Elle se précipita vers lui avant qu'il n'eue le temps de se rhabiller, tandis que Sara partait en courant, sachant qu'Aurelie ne devait pas tarder. Elle lui fit un sourire léger qui habitait pleins d'émotions, mais qui surtout criait, Vas y, a mon tour! Edgard la repoussa. Elle se fige encore une fois. Etrangère aux sens des hommes qui, à peine regardent une femme une fois leur désir satisfait, un climax qui mène au dégout et au mépris, jusqu'à la prochaine turgescence. Mais c'était plus que ça, il était complètement envoûté par le savoir-faire de Sara. Elle le regarde partir. Et voudrait écorcher ces désirs qui malgré elle, encore l'irradiaient. Se venger de Sara! Le seul motif qui lui fit bouger.

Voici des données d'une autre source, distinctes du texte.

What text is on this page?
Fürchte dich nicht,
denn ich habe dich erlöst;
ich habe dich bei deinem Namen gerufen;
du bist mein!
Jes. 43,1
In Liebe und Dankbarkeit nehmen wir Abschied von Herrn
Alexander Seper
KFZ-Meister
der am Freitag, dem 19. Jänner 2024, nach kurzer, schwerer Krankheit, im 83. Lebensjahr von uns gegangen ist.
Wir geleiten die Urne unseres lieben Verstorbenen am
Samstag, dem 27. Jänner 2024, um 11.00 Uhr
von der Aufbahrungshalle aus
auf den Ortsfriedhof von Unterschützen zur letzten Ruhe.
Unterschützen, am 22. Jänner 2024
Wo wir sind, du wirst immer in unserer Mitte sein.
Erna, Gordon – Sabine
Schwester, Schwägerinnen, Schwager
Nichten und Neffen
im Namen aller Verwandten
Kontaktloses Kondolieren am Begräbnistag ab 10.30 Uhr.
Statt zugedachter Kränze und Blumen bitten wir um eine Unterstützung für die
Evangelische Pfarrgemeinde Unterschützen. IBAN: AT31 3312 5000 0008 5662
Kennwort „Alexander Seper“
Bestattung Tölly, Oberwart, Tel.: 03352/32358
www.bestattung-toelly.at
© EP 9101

Le lendemain, Sara devait retrouver Edgard. Aurélie, présente lorsque cela fut convenu, colporta à tout le quartier ce qui allait suivre. La mère de Sara toute décontenancée se mêlait à la foule agitée. Tous arrivés, couverte de honte, elle agrippa sa fille par l'oreille tandis qu'elle s'adonnait aux caresses d'un homme étrangé de tous et lui la torda le long du chemin. Sara était encore nue, la foule riait. La satisfaction évidente d'Aurélie déplu à sa mère, par quel diable trahit-on ainsi une amie se demandait-elle. La honte s'abatti sur toute la famille de Sara. Dans une ville comme celle là, une jeune fille dont les turpitudes sont ainsi connues n'a plus rien à espérer. Depuis, Sara disparu. Et personne n'a revu l'inconnu, même pas Aurélie qui souvent trainait au bord de la rivière, espérant une visite qui ne venait pas.

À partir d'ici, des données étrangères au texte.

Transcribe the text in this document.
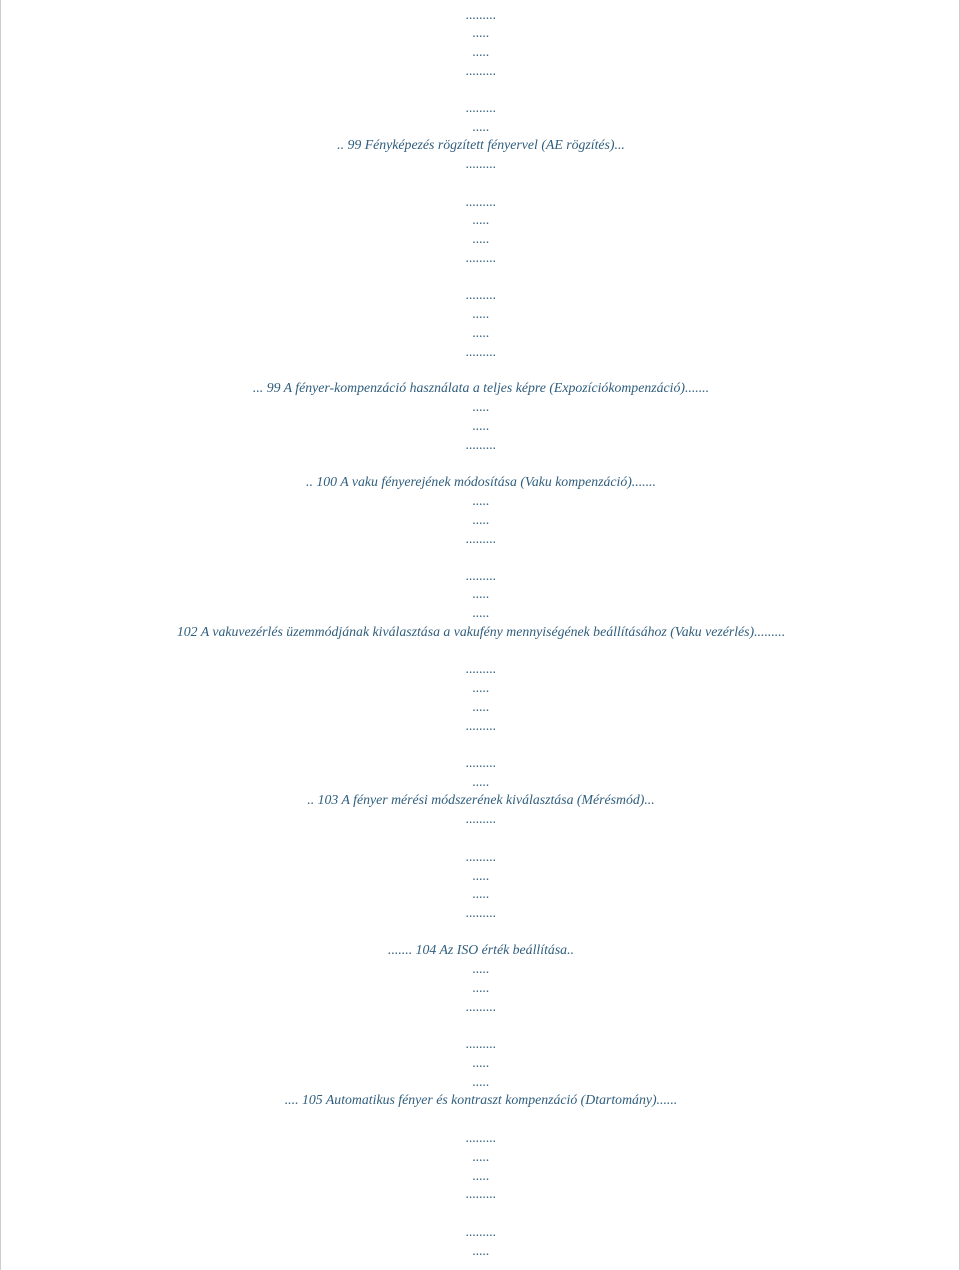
.........
.....
.....
.........
.........
.....
.. 99 Fényképezés rögzített fényervel (AE rögzítés)...
.........
.........
.....
.....
.........
.........
.....
.....
.........
... 99 A fényer-kompenzáció használata a teljes képre (Expozíciókompenzáció).......
.....
.....
.........
.. 100 A vaku fényerejének módosítása (Vaku kompenzáció).......
.....
.....
.........
.........
.....
.....
102 A vakuvezérlés üzemmódjának kiválasztása a vakufény mennyiségének beállításához (Vaku vezérlés).........
.........
.....
.....
.........
.........
.....
.. 103 A fényer mérési módszerének kiválasztása (Mérésmód)...
.........
.........
.....
.....
.........
....... 104 Az ISO érték beállítása..
.....
.....
.........
.........
.....
.....
.... 105 Automatikus fényer és kontraszt kompenzáció (Dtartomány)......
.........
.....
.....
.........
.........
.....
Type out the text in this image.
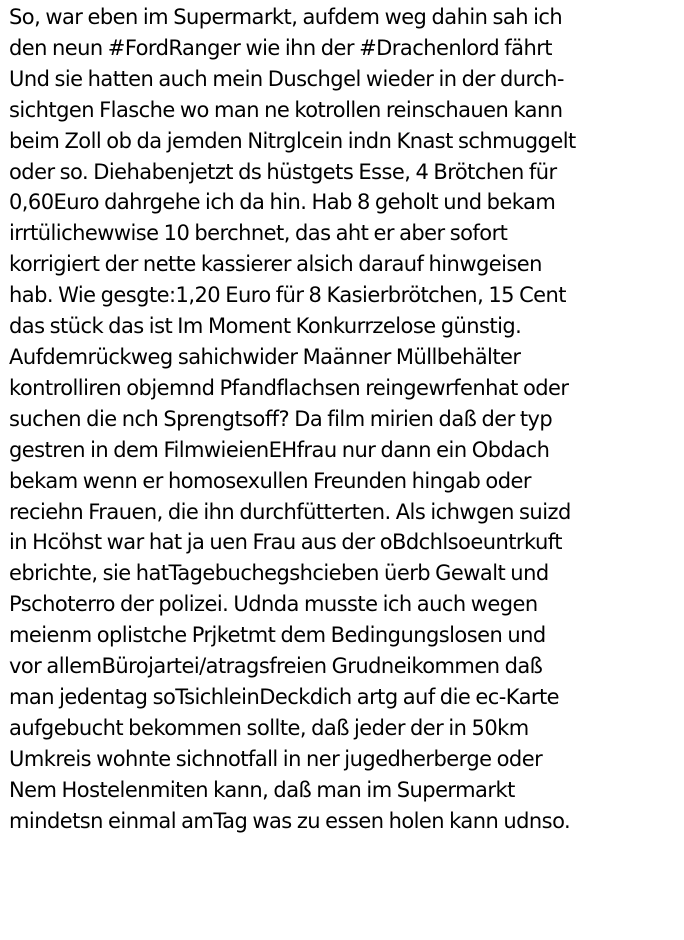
So, war eben im Supermarkt, aufdem weg dahin sah ich
den neun #FordRanger wie ihn der #Drachenlord fährt
Und sie hatten auch mein Duschgel wieder in der durch-
sichtgen Flasche wo man ne kotrollen reinschauen kann
beim Zoll ob da jemden Nitrglcein indn Knast schmuggelt
oder so. Diehabenjetzt ds hüstgets Esse, 4 Brötchen für
0,60Euro dahrgehe ich da hin. Hab 8 geholt und bekam
irrtülichewwise 10 berchnet, das aht er aber sofort
korrigiert der nette kassierer alsich darauf hinwgeisen
hab. Wie gesgte:1,20 Euro für 8 Kasierbrötchen, 15 Cent
das stück das ist Im Moment Konkurrzelose günstig.
Aufdemrückweg sahichwider Maänner Müllbehälter
kontrolliren objemnd Pfandflachsen reingewrfenhat oder
suchen die nch Sprengtsoff? Da film mirien daß der typ
gestren in dem FilmwieienEHfrau nur dann ein Obdach
bekam wenn er homosexullen Freunden hingab oder
reciehn Frauen, die ihn durchfütterten. Als ichwgen suizd
in Hcöhst war hat ja uen Frau aus der oBdchlsoeuntrkuft
ebrichte, sie hatTagebuchegshcieben üerb Gewalt und
Pschoterro der polizei. Udnda musste ich auch wegen
meienm oplistche Prjketmt dem Bedingungslosen und
vor allemBürojartei/atragsfreien Grudneikommen daß
man jedentag soTsichleinDeckdich artg auf die ec-Karte
aufgebucht bekommen sollte, daß jeder der in 50km
Umkreis wohnte sichnotfall in ner jugedherberge oder
Nem Hostelenmiten kann, daß man im Supermarkt
mindetsn einmal amTag was zu essen holen kann udnso.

Forcée par sa mère qui ne la supportait plus, Aurélie se rendit à Port-au-Prince pour un séjour chez sa tante. Un soir tandis qu'elle se balladait en ville, elle vit Sara habité par un sourire qu'elle reconnu et eut habité bien avant elle. Elle ne pu se contenir, sortit le canif offert par son feu père pour la protéger quand lui il ne le pourra plus, l'avait il dit. Elle attendit le bon moment et la lui enfonca en plein coeur, espérant causer une entaille aussi profonde que celle infligée au bord de la rivière ce jour là. Puis courru dans tous les sens jusqu'à la Cathédrale.

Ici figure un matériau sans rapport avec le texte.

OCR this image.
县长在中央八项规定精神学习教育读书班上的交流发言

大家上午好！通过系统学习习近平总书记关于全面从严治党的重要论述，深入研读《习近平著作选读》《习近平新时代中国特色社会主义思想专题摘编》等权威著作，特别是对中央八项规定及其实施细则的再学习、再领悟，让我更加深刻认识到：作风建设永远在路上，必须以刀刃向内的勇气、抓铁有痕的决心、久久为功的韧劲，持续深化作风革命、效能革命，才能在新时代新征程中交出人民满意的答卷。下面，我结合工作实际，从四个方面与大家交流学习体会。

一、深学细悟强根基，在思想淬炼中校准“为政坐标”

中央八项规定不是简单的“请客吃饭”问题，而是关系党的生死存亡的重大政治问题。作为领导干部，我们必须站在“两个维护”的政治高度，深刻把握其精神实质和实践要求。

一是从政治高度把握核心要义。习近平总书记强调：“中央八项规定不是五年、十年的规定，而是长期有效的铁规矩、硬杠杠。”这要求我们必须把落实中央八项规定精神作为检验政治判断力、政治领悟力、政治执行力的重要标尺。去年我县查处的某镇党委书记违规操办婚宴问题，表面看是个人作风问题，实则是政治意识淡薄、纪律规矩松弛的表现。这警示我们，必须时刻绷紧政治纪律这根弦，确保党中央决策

La parole ne brise pas les murs érigés par le silence, elle les peint et dissimule l'existence d'un monde que seul l'oublie envahira. Mon père j'ai péché, finit elle par sortir. Le curé prononca sa formule d'absolution.
_Vas en paix mon enfant.
Elle s'en alla avec aucune paix, sachant que la pénitence n'est qu'un similacre pour une conscience légère, pour rescidiver avec le coeur net. Elle avanca vers la porte d'un pas décisif, se disant qu'Edgard lui reviendra ou ira trouver Sara.